In your case, you have to realize (which I'm sure that you do) that the Texas Special single coil pickups are very "hot" single coils with lots of output power. They are not like traditional laid back strat pickups of yesteryear. I dig Texas Special pickups but they can be very treble heavy and even "ice picky". This treble heaviness is sometimes really cool and desirable. Other times you may find yourself, as you do now, in a situation where you have to adjust the volume and tone of those "special" pickups. Don't be afraid to adjust the knobs on your guitar and amp.

With a fairly complicated rig like you have you probably know more about all of this than I do, but I thought I'd mention it just in case it could be of some value to you.

After messing around with what you have, and maybe adding or subtracting something, you should be able to address the problem that you are having and have a reasonably balanced, workable rig that you can switch between guitars with, with little trouble; possibly seamlessly.
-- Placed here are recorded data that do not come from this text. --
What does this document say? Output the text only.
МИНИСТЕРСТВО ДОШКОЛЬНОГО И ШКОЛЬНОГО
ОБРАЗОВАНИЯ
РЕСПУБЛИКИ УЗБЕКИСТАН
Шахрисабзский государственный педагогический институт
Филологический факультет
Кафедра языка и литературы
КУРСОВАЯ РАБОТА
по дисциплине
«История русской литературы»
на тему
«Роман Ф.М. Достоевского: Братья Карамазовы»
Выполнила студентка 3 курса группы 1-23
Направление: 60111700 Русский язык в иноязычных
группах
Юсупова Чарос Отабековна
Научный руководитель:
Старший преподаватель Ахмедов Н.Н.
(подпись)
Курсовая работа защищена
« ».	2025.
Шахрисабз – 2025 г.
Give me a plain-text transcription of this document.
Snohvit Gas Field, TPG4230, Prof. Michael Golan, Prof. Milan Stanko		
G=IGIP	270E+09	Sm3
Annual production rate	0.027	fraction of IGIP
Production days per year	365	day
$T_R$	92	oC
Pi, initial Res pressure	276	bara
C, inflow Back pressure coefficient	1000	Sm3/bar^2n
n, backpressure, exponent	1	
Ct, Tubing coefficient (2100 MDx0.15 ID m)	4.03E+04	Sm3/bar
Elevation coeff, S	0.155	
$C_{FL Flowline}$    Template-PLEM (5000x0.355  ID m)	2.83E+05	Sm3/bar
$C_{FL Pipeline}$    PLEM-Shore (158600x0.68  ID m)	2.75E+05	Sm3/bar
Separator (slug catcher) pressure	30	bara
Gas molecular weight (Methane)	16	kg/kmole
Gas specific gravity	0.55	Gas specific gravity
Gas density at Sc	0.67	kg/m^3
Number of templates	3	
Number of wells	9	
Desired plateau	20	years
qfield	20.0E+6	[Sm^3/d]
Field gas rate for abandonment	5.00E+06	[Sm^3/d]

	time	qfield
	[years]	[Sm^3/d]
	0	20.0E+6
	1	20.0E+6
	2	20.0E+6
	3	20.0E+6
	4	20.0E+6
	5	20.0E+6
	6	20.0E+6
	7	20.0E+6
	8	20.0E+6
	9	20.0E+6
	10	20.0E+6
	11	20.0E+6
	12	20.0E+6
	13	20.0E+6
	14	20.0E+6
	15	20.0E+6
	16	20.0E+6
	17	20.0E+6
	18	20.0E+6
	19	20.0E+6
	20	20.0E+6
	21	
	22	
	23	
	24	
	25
The more you work on it the better it will get.

I have one of those Lonestars like yours. Mine is black with a tortoise shell pickguard and the same pickup set as yours. It is one of my favorite all time strats that I have ever played. I also have the Fender Roadhouse strat, which is essentially the three single coil version of the Lonestar; with three Texas Special single coils. The bridge tone mod comes in super handy with the bridge pickup on the Roadhouse. When I play it with just the bridge pickup switched on it sounds so cool when I adjust the tone knob. It brings that super bright bridge tone right down into some smooth mellowness, which is very cool and great to be able to do.

Good luck with your rig. By the way, the simple solutions are usually the right/best ones.